Refah-Yol hükümetinin Adalet Bakanı Şevket Kazan: 'Karadayı, soruşturmada en başta ifadeye çağrılması gereken kişi. Çünkü silahlı kuvvetlerin bütün eylemlerinden sorumlu olan kişi; hatta kanunen de sorumludur. Hükümete geldiğimiz andan itibaren 28 Şubat'a kadar geçen bir yıllık süre içerisinde 'bir askeri yetkili dedi ki' başlığı altında her gün gazetelerde yer alan beyanatların sorumlusu da o. Kendisi konuşmuyor. Konuşanlara da sesini çıkartamıyor. Bütün bu konuşan kişilerin komutanı. Hepsinin kanunsuz yaptıklarını bilen kişi. O nedenle bu güne kadar bırakılmış olmasını da anlamak mümkün değil. O nedenle ifadeye çağrıldı' dedi.

Sincan'da başladı Sincan'da bitti

28 Şubat soruşturması, Ankara Barosu'na kayıtlı avukat Yunus Akyol'un suç duyurusunun ardından başlatıldı. Soruşturma kapsamında emekli Orgeneraller Çevik Bir, Fevzi Türkeri, İlhan Kılıç, Hikmet Köksal, Ahmet Çörekçi, Çetin Doğan, Teoman Koman; Korgeneraller Yıldırım Türker, Tevfik Özkılınç, Mustafa Bıyık ile emekli Korgeneral, MHP Milletvekili Engin Alan ve eski YÖK Başkanı Kemal Gürüz'ün de aralarında bulunduğu 62 zanlı tutuklandı.

YAŞ SONRASI SİNCAN

Soruşturmanın ilk dalgası 12 Nisan 2012'de yaşandı. İlk dalgayı takiben 19 ve 25 Nisan'da iki gözaltı dalgası daha yaşandı. Ardından da 18 ve 28 Mayıs'ta da soruşturma kapsamında operasyonlar yapıldı. 22 Haziran'da ise soruşturmanın 6. dalgası yaşandı. Tutuklanan emekli asker ve siviller post-modern darbe döneminde darbecilerin tank yürüterek 'Balans ayarı yaptık' ifadelerine konu olan Sincan'daki cezaevine gönderildi.

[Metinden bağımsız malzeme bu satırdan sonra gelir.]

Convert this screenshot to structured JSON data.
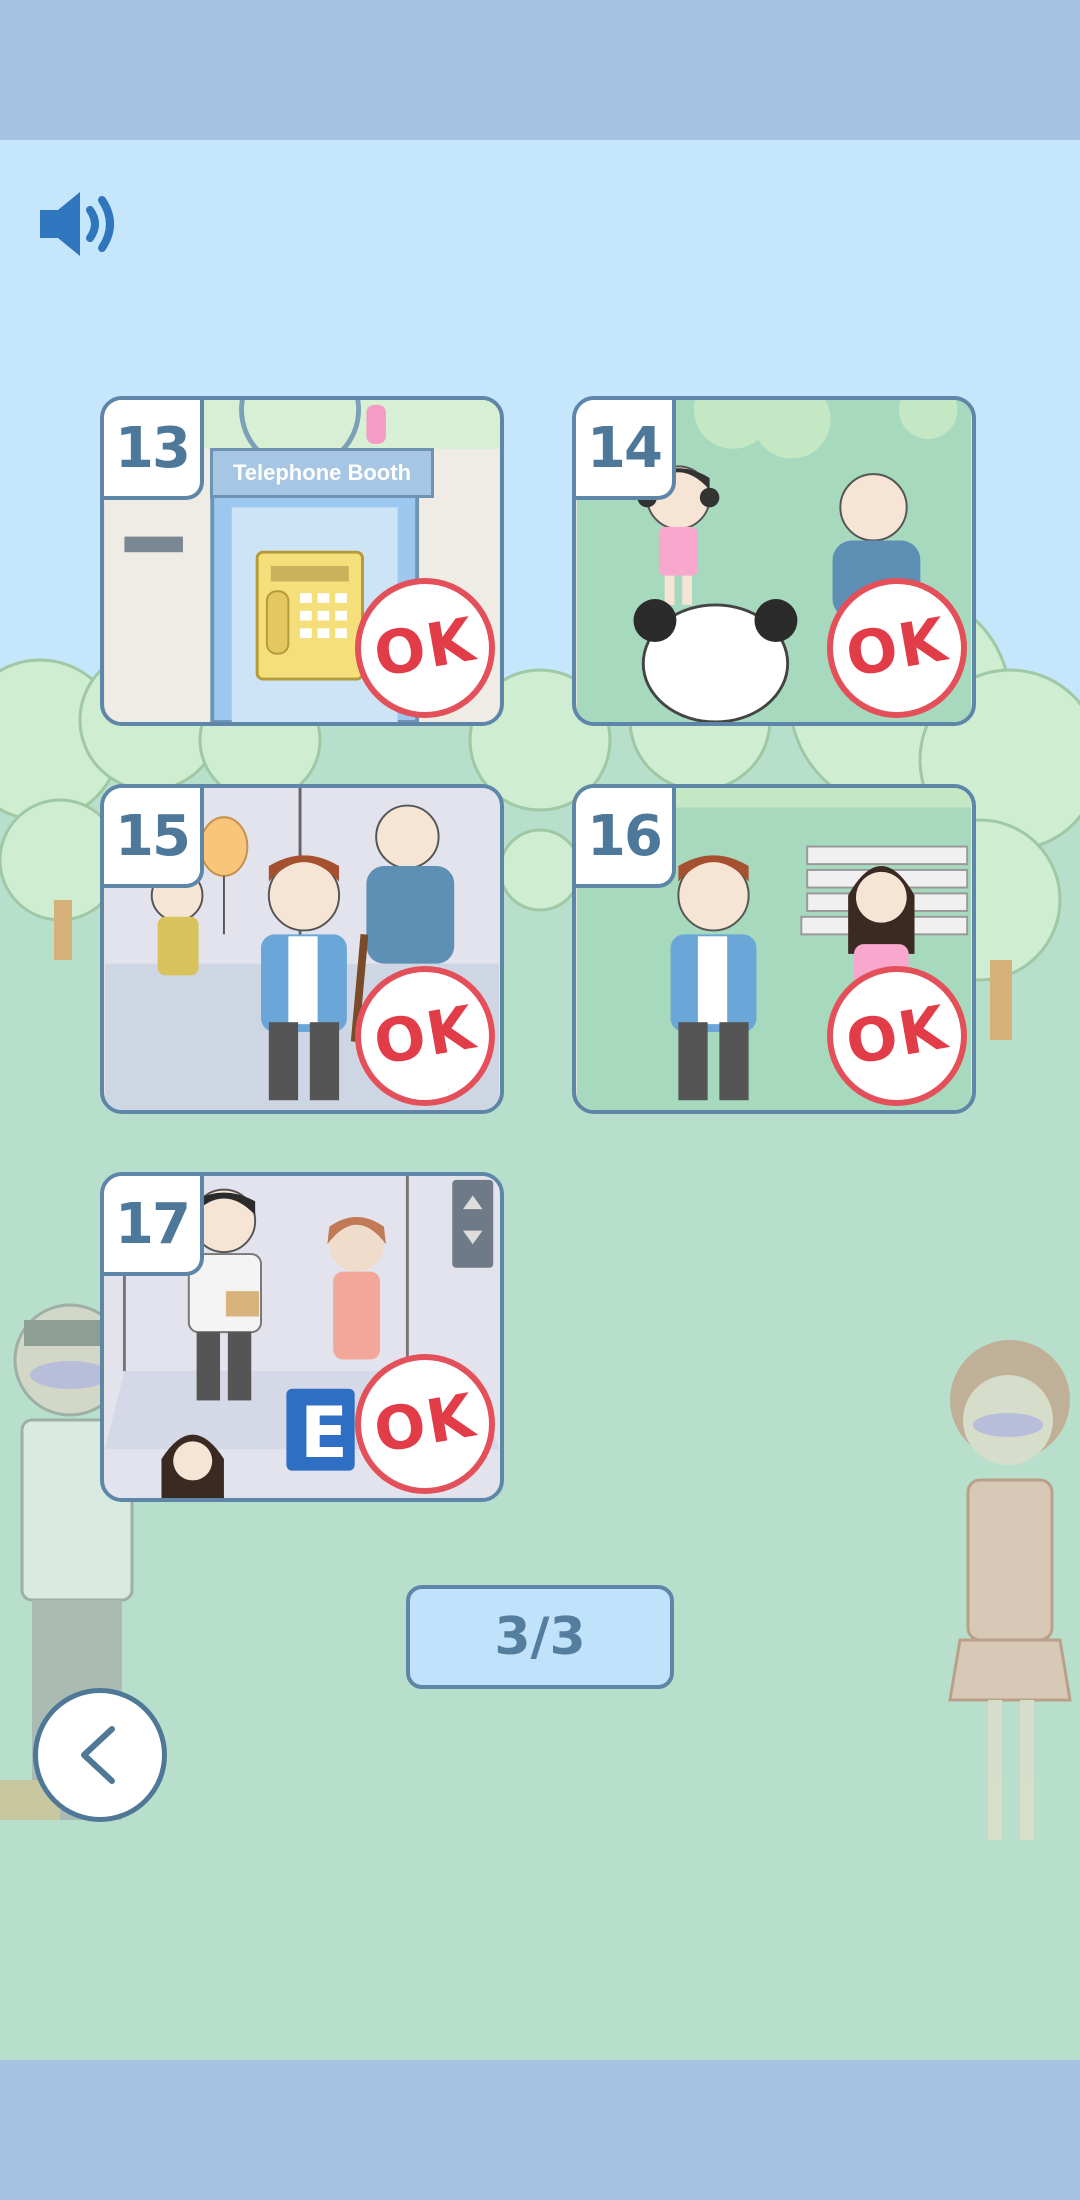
{
  "sound": {
    "icon": "speaker-icon",
    "state": "on"
  },
  "levels": [
    {
      "number": "13",
      "status": "OK",
      "scene_text": "Telephone Booth"
    },
    {
      "number": "14",
      "status": "OK"
    },
    {
      "number": "15",
      "status": "OK"
    },
    {
      "number": "16",
      "status": "OK"
    },
    {
      "number": "17",
      "status": "OK",
      "scene_text": "E"
    }
  ],
  "pagination": {
    "label": "3/3"
  },
  "back": {
    "icon": "chevron-left-icon"
  },
  "colors": {
    "bar": "#a7c3e3",
    "sky": "#c5e6fb",
    "grass": "#b7dfcb",
    "frame": "#5e86a8",
    "ok_red": "#e23c48"
  }
}
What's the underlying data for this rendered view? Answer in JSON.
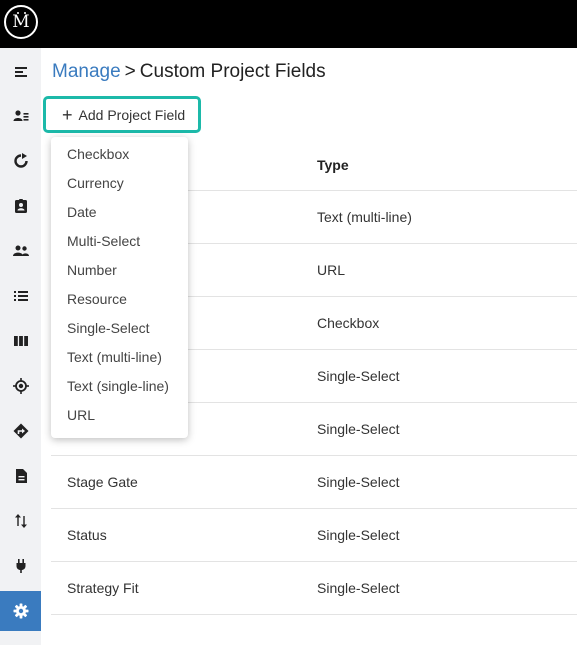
{
  "app": {
    "logo_text": "M"
  },
  "sidebar": {
    "items": [
      {
        "icon": "menu-collapse-icon"
      },
      {
        "icon": "contact-list-icon"
      },
      {
        "icon": "refresh-icon"
      },
      {
        "icon": "clipboard-user-icon"
      },
      {
        "icon": "people-icon"
      },
      {
        "icon": "list-icon"
      },
      {
        "icon": "columns-icon"
      },
      {
        "icon": "target-icon"
      },
      {
        "icon": "directions-icon"
      },
      {
        "icon": "document-icon"
      },
      {
        "icon": "sort-arrows-icon"
      },
      {
        "icon": "plug-icon"
      },
      {
        "icon": "gear-icon",
        "active": true
      }
    ]
  },
  "breadcrumb": {
    "parent": "Manage",
    "separator": ">",
    "current": "Custom Project Fields"
  },
  "toolbar": {
    "add_label": "Add Project Field"
  },
  "table": {
    "headers": {
      "type": "Type"
    },
    "rows": [
      {
        "name": "",
        "type": "Text (multi-line)"
      },
      {
        "name": "",
        "type": "URL"
      },
      {
        "name": "",
        "type": "Checkbox"
      },
      {
        "name": "",
        "type": "Single-Select"
      },
      {
        "name": "",
        "type": "Single-Select"
      },
      {
        "name": "Stage Gate",
        "type": "Single-Select"
      },
      {
        "name": "Status",
        "type": "Single-Select"
      },
      {
        "name": "Strategy Fit",
        "type": "Single-Select"
      }
    ]
  },
  "dropdown": {
    "items": [
      "Checkbox",
      "Currency",
      "Date",
      "Multi-Select",
      "Number",
      "Resource",
      "Single-Select",
      "Text (multi-line)",
      "Text (single-line)",
      "URL"
    ]
  },
  "colors": {
    "accent": "#3a7bbf",
    "highlight": "#1cb9a9",
    "topbar": "#000000",
    "sidebar": "#f1f2f4"
  }
}
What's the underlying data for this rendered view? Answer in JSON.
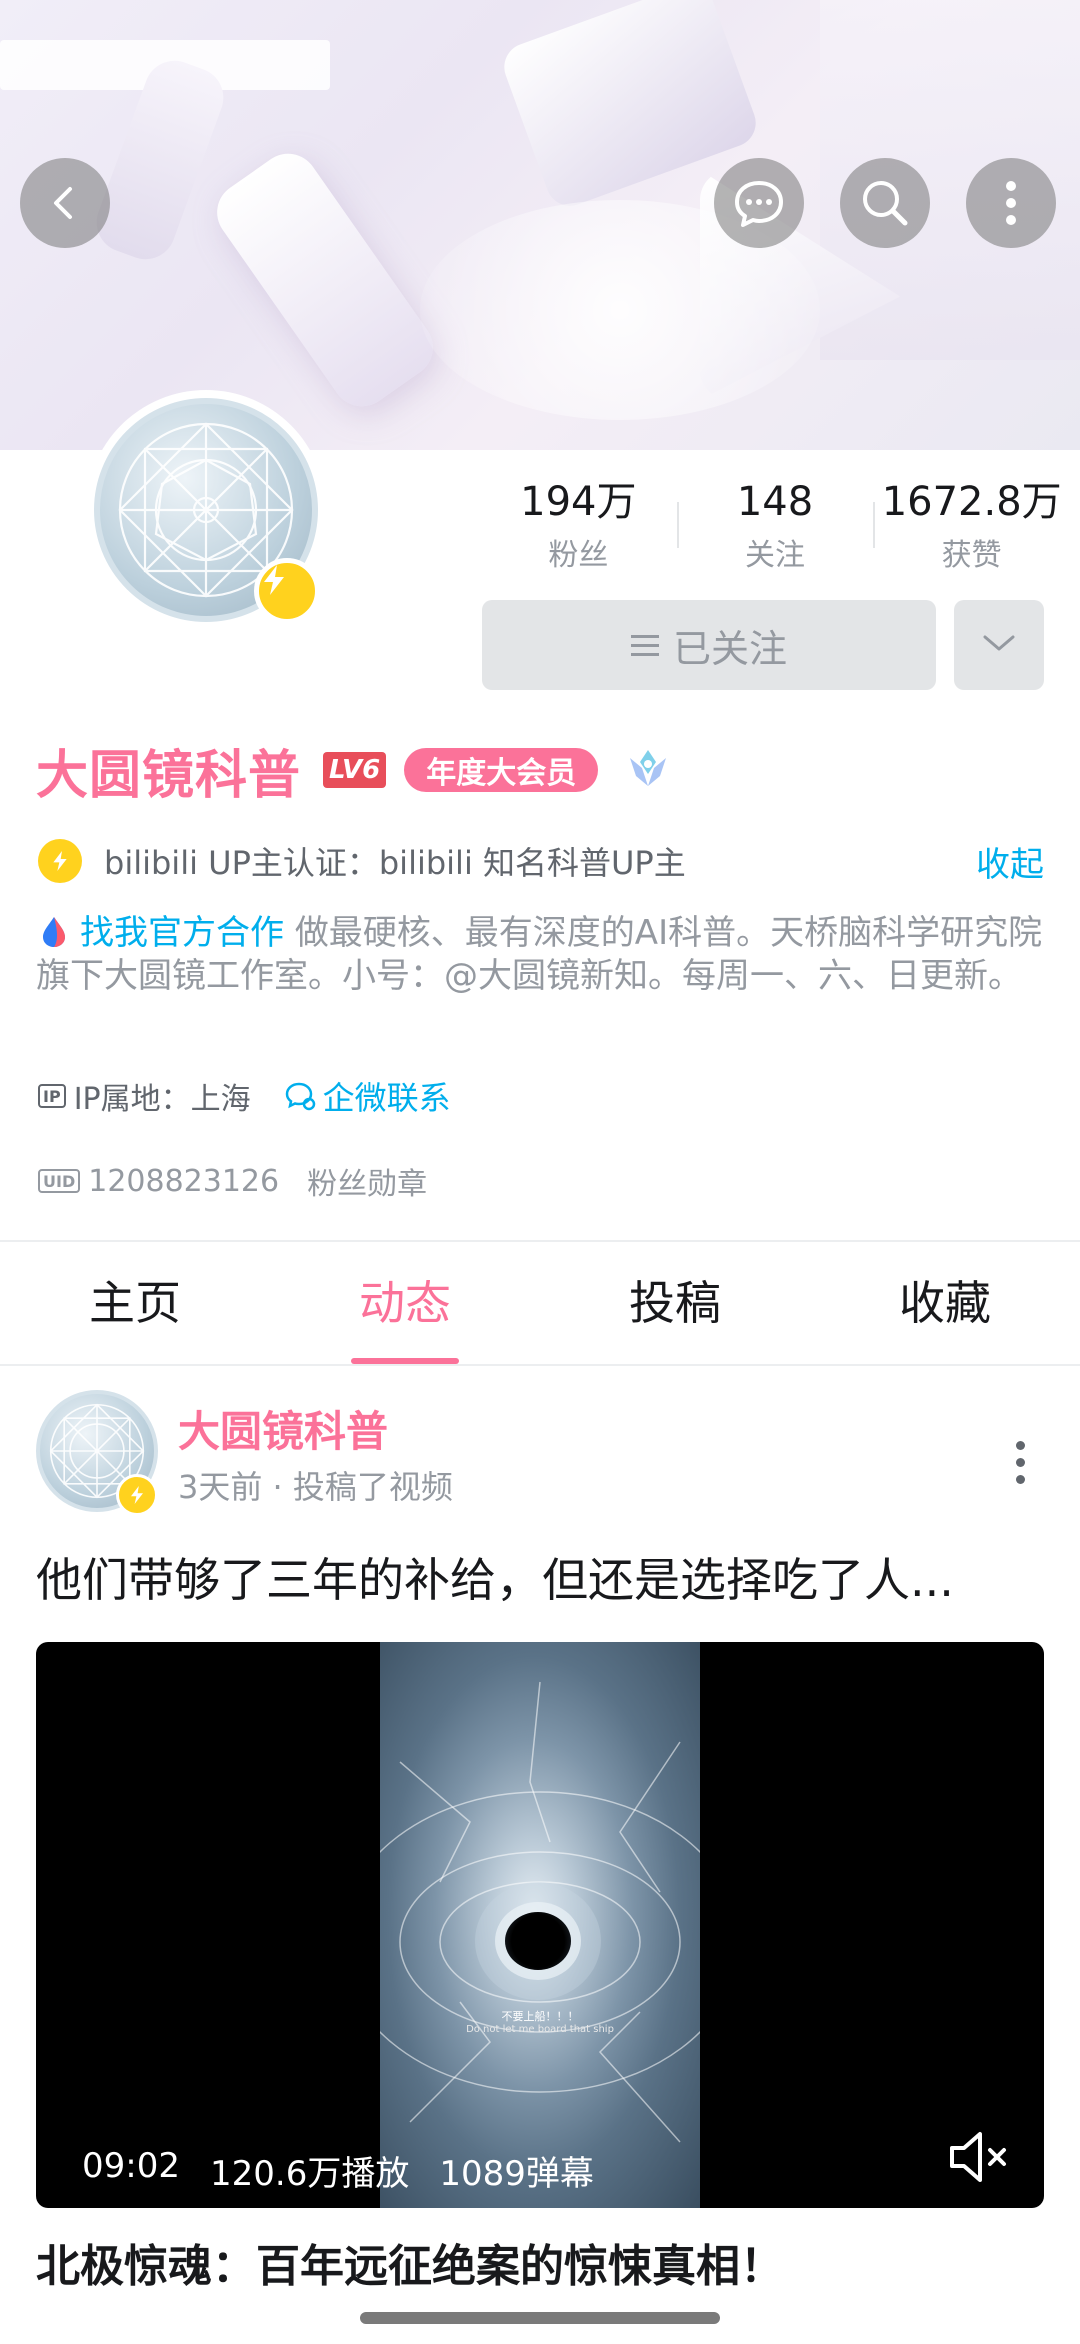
{
  "header": {
    "back_icon": "chevron-left-icon",
    "chat_icon": "chat-bubble-icon",
    "search_icon": "search-icon",
    "more_icon": "more-vertical-icon"
  },
  "profile": {
    "stats": [
      {
        "value": "194万",
        "label": "粉丝"
      },
      {
        "value": "148",
        "label": "关注"
      },
      {
        "value": "1672.8万",
        "label": "获赞"
      }
    ],
    "follow_label": "已关注",
    "name": "大圆镜科普",
    "level": "LV6",
    "vip_label": "年度大会员",
    "verify_text": "bilibili UP主认证：bilibili 知名科普UP主",
    "fold_label": "收起",
    "coop_label": "找我官方合作",
    "bio": "做最硬核、最有深度的AI科普。天桥脑科学研究院旗下大圆镜工作室。小号：@大圆镜新知。每周一、六、日更新。",
    "ip_tag": "IP",
    "ip_text": "IP属地：上海",
    "contact_label": "企微联系",
    "uid_tag": "UID",
    "uid": "1208823126",
    "fan_medal_label": "粉丝勋章"
  },
  "tabs": [
    {
      "label": "主页",
      "active": false
    },
    {
      "label": "动态",
      "active": true
    },
    {
      "label": "投稿",
      "active": false
    },
    {
      "label": "收藏",
      "active": false
    }
  ],
  "post": {
    "author": "大圆镜科普",
    "meta": "3天前 · 投稿了视频",
    "title": "他们带够了三年的补给，但还是选择吃了人...",
    "video": {
      "duration": "09:02",
      "plays": "120.6万播放",
      "danmaku": "1089弹幕",
      "subtitle_cn": "不要上船！！！",
      "subtitle_en": "Do not let me board that ship"
    },
    "video_title": "北极惊魂：百年远征绝案的惊悚真相！"
  },
  "colors": {
    "brand_pink": "#fb7299",
    "link_blue": "#00aeec",
    "badge_yellow": "#ffd21e"
  }
}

Tutuklu muvazzaf askerlerden Tuğgeneral Lokman Ekinci, Korgeneral Tevfik Özkılıç, Tümgeneral Berkay Turgut ve Tuğgeneral Mehmet Ali Yıldırım Ağustos 2012'deki Yüksek Askeri Şura'da emekli oldu, bunun ardından tutuklu bulundukları Mamak Askeri Cezaevi'nden Sincan F Tipi Cezaevi'ne nakledildi.

MAĞDURLAR ANLATTI

Tutuklu avukatlarının, 3. Yargı Paketi olarak adlandırılan düzenlemenin ardından, TMK'nın 10. maddesiyle görevlendirilen hakimliğe yaptıkları itirazlar reddedildi. Savcılık, şu ana kadar Tansu Çiller, Meral Akşener, Hasan Celal Güzel, Bülent Orakoğlu, Kadir Sarmusak ile YAŞ kararıyla TSK'dan uzaklaştırılanların da aralarında bulunduğu çok sayıda kişinin 'mağdur' veya 'tanık' sıfatıyla ifadesine başvurdu. Dönemin Adalet Bakanı Şevket Kazan 'Refah Gerçeği' adlı kitabını soruşturmaya delil olarak sundu.